La llegada de Laura Fernández a la Presidencia de la República abre, a partir de hoy, expectativas que van mucho más allá del hecho histórico de que sea la segunda mujer en ocupar el cargo más alto del país. La principal señal de esperanza radica en el tono y el estilo de gobierno que prometió la misma noche de su victoria electoral, el 1.° de febrero, cuando se definió como una “demócrata convencida” y asumió el compromiso de presidir “un gobierno de diálogo y concordia nacional, respetuoso y firme del Estado de derecho”.
Bienvenidos sean ese diálogo y esa concordia nacional. Prolongar los discursos de odio, las descalificaciones y los afanes de revancha solo desviará a Costa Rica de las verdaderas prioridades nacionales. Ningún país puede aspirar a vivir en paz, reducir la pobreza, generar más empleo, mejorar la educación pública, recuperar la competitividad, disminuir el enorme endeudamiento público o enfrentar con eficacia el cada vez más poderoso narcotráfico si permanece atrapado en una confrontación política permanente. Menos en un momento en que la convulsa situación geopolítica internacional amenaza la seguridad energética global, presiona al alza los precios del petróleo y aumenta la incertidumbre económica para países dependientes de combustibles importados, como el nuestro. Y menos aún cuando el tipo de cambio podría aumentar “en cualquier momento”, como advirtió el Banco Central, y se pronostica una nueva llegada del fenómeno El Niño –que incluso podría ser un “súper-Niño”– con grave riesgo de sequía, presión sobre la generación hidroeléctrica, afectación de cultivos, encarecimiento de alimentos y mayores costos para miles de familias.
Este panorama exige un liderazgo asertivo, capacidad para tender puentes, serenidad para tomar decisiones complejas y madurez para elevar la calidad del debate nacional, aptitudes que una mayoría de costarricenses identifica en Fernández, según la última encuesta del Centro de Investigación y Estudios Políticos (CIEP), de la Universidad de Costa Rica (UCR).

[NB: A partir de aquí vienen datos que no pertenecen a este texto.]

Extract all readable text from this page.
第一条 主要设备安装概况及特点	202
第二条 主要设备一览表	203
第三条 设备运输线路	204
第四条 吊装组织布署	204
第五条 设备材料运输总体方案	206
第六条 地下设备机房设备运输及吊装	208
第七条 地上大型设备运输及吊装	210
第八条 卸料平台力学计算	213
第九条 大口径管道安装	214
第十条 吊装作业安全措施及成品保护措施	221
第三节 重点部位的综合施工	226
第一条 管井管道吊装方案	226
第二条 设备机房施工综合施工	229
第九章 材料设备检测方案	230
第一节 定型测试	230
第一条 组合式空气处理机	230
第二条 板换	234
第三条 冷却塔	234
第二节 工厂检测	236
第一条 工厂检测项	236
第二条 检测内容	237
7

La principal conclusión de ese estudio de opinión es que la nueva gobernante triunfó en las urnas –con un contundente 48,5% de los votos– por mérito propio y no únicamente por una transferencia automática de popularidad. Así lo confirma el hecho de que un 70% de quienes votaron por ella asegura que habría mantenido su apoyo incluso sin el respaldo del mandatario saliente, Rodrigo Chaves.
En respuesta a esa expectativa de los ciudadanos, tiene la oportunidad de ejercer una presidencia auténticamente suya, con capacidad de decisión, criterio independiente y una visión propia de gobierno. Será a ella, y no a ninguna otra figura política, a quien los costarricenses le exigirán resultados y fidelidad a su compromiso de “nunca permitir” la arbitrariedad y el autoritarismo.

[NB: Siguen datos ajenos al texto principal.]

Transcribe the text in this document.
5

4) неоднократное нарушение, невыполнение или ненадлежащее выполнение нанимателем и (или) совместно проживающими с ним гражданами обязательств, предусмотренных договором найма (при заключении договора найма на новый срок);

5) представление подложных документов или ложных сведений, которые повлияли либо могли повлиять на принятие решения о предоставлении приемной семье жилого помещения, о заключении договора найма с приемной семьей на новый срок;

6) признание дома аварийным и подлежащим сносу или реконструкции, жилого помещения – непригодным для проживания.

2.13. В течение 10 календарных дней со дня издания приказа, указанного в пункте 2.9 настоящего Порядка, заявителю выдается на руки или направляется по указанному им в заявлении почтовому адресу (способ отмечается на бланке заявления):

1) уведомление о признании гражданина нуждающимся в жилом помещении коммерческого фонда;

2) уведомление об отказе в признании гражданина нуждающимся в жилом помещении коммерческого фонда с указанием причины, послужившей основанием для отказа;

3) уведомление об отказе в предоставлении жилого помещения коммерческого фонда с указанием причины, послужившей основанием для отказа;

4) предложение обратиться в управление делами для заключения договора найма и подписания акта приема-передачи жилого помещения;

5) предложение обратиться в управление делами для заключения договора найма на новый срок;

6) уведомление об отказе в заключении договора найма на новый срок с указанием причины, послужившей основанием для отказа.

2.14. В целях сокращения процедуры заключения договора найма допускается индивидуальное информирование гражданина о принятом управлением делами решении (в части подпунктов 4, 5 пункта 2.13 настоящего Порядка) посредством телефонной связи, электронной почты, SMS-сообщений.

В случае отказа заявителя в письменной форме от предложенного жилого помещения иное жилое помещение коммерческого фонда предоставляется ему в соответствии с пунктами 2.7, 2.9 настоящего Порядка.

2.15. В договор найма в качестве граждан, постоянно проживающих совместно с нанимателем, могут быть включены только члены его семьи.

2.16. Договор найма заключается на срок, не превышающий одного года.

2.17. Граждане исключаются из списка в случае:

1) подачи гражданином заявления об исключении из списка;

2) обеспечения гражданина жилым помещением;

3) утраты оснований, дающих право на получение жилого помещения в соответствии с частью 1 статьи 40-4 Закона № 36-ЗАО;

Esa visión del liderazgo cobra relevancia por la insistencia con que la nueva gobernante viene apelando en las últimas semanas a valores cristianos como la humildad, el servicio y la responsabilidad moral del ejercicio del poder. Cuando, el 24 de abril, reveló ante pastores de la Alianza Evangélica del Foro Mi País que diariamente le pide a Dios que “la use” en la función pública, incorporó una dimensión ética y espiritual que fortalece la expectativa sobre la manera en que ejercerá el poder. Lo esperable es que haya coherencia entre sus palabras y sus acciones.

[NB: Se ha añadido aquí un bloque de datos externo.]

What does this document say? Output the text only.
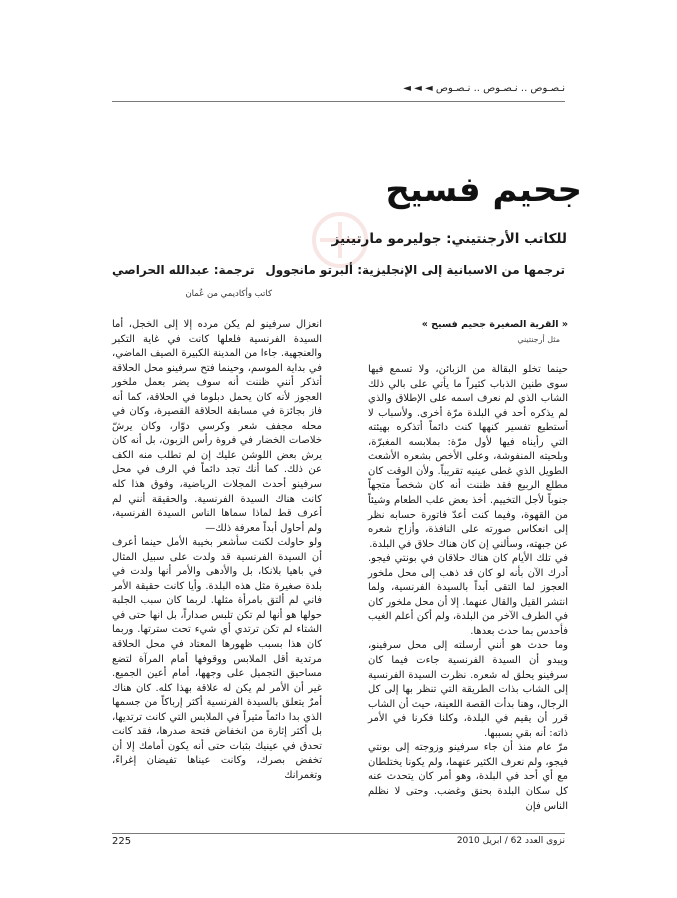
نـصـوص .. نـصـوص .. نـصـوص ◄ ◄ ◄
جحيم فسيح
للكاتب الأرجنتيني: جوليرمو مارتينيز
ترجمها من الاسبانية إلى الإنجليزية: ألبرتو مانجوول
ترجمة: عبدالله الحراصي
كاتب وأكاديمي من عُمان

« القرية الصغيرة جحيم فسيح »

مثل أرجنتيني

حينما تخلو البقالة من الزبائن، ولا تسمع فيها سوى طنين الذباب كثيراً ما يأتي على بالي ذلك الشاب الذي لم نعرف اسمه على الإطلاق والذي لم يذكره أحد في البلدة مرّة أخرى. ولأسباب لا أستطيع تفسير كنهها كنت دائماً أتذكره بهيئته التي رأيناه فيها لأول مرّة: بملابسه المغبرّة، وبلحيته المنفوشة، وعلى الأخص بشعره الأشعث الطويل الذي غطى عينيه تقريباً. ولأن الوقت كان مطلع الربيع فقد ظننت أنه كان شخصاً متجهاً جنوباً لأجل التخييم. أخذ بعض علب الطعام وشيئاً من القهوة، وفيما كنت أعدّ فاتورة حسابه نظر إلى انعكاس صورته على النافذة، وأزاح شعره عن جبهته، وسألني إن كان هناك حلاق في البلدة.

في تلك الأيام كان هناك حلاقان في بونتي فيجو. أدرك الآن بأنه لو كان قد ذهب إلى محل ملخور العجوز لما التقى أبداً بالسيدة الفرنسية، ولما انتشر القيل والقال عنهما. إلا أن محل ملخور كان في الطرف الآخر من البلدة، ولم أكن أعلم الغيب فأحدس بما حدث بعدها.

وما حدث هو أنني أرسلته إلى محل سرفينو، ويبدو أن السيدة الفرنسية جاءت فيما كان سرفينو يحلق له شعره. نظرت السيدة الفرنسية إلى الشاب بذات الطريقة التي تنظر بها إلى كل الرجال، وهنا بدأت القصة اللعينة، حيث أن الشاب قرر أن يقيم في البلدة، وكلنا فكرنا في الأمر ذاته: أنه بقي بسببها.

مرّ عام منذ أن جاء سرفينو وزوجته إلى بونتي فيجو، ولم نعرف الكثير عنهما، ولم يكونا يختلطان مع أي أحد في البلدة، وهو أمر كان يتحدث عنه كل سكان البلدة بحنق وغضب. وحتى لا نظلم الناس فإن

انعزال سرفينو لم يكن مرده إلا إلى الخجل، أما السيدة الفرنسية فلعلها كانت في غاية التكبر والعنجهية. جاءا من المدينة الكبيرة الصيف الماضي، في بداية الموسم، وحينما فتح سرفينو محل الحلاقة أتذكر أنني ظننت أنه سوف يضر بعمل ملخور العجوز لأنه كان يحمل دبلوما في الحلاقة، كما أنه فاز بجائزة في مسابقة الحلاقة القصيرة، وكان في محله مجفف شعر وكرسي دوّار، وكان يرشّ خلاصات الخضار في فروة رأس الزبون، بل أنه كان يرش بعض اللوشن عليك إن لم تطلب منه الكف عن ذلك. كما أنك تجد دائماً في الرف في محل سرفينو أحدث المجلات الرياضية، وفوق هذا كله كانت هناك السيدة الفرنسية. والحقيقة أنني لم أعرف قط لماذا سماها الناس السيدة الفرنسية، ولم أحاول أبداً معرفة ذلك—

ولو حاولت لكنت سأشعر بخيبة الأمل حينما أعرف أن السيدة الفرنسية قد ولدت على سبيل المثال في باهيا بلانكا، بل والأدهى والأمر أنها ولدت في بلدة صغيرة مثل هذه البلدة. وأيا كانت حقيقة الأمر فاني لم ألتق بامرأة مثلها. لربما كان سبب الجلبة حولها هو أنها لم تكن تلبس صداراً، بل انها حتى في الشتاء لم تكن ترتدي أي شيء تحت سترتها. وربما كان هذا بسبب ظهورها المعتاد في محل الحلاقة مرتدية أقل الملابس ووقوفها أمام المرآة لتضع مساحيق التجميل على وجهها، أمام أعين الجميع. غير أن الأمر لم يكن له علاقة بهذا كله. كان هناك أمرٌ يتعلق بالسيدة الفرنسية أكثر إرباكاً من جسمها الذي بدا دائماً مثيراً في الملابس التي كانت ترتديها، بل أكثر إثارة من انخفاض فتحة صدرها، فقد كانت تحدق في عينيك بثبات حتى أنه يكون أمامك إلا أن تخفض بصرك، وكانت عيناها تفيضان إغراءً، وتغمرانك

225	نزوى العدد 62 / ابريل 2010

La coherencia es vital porque, como mandataria, se convertirá en el principal rostro del país y en referente para los cinco millones de habitantes, pero especialmente para los niños, los adolescentes y las nuevas generaciones que observarán –e incluso reproducirán en su entorno– la forma en que se ejerce el poder y los valores que la presidenta proyecta en la vida pública. De ahí la enorme responsabilidad de evidenciar que el mandato puede ejercerse con respeto y transparencia.
Como política que públicamente incorporó la fe al discurso público, también está llamada a garantizar que el apego a la ley y la rendición de cuentas se exigirán por igual tanto a quienes integren su gobierno o formen parte de su círculo de confianza como a quienes mantengan posiciones críticas o sean oposición. Será fundamental que destierre la percepción de que existe mano dura para muchos y una “red de cuido” para unos pocos. Su legitimidad se fortalecerá en la medida en que aplique iguales reglas y consecuencias para todos, sin privilegios ni excepciones.
Por los difíciles desafíos que afronta el país, es tiempo de demostrar que la política puede unir y no solo dividir; que es posible construir desde el respeto al adversario, sin recurrir a la agresividad o las humillaciones.
A partir de hoy y durante los próximos cuatro años, Laura Fernández tiene la responsabilidad histórica de demostrar que la continuidad no implica mantener al país en una polarización permanente, sino abrir paso a una forma más serena, respetuosa y democrática de ejercer el poder. La campaña terminó; ahora le corresponde gobernar para todos.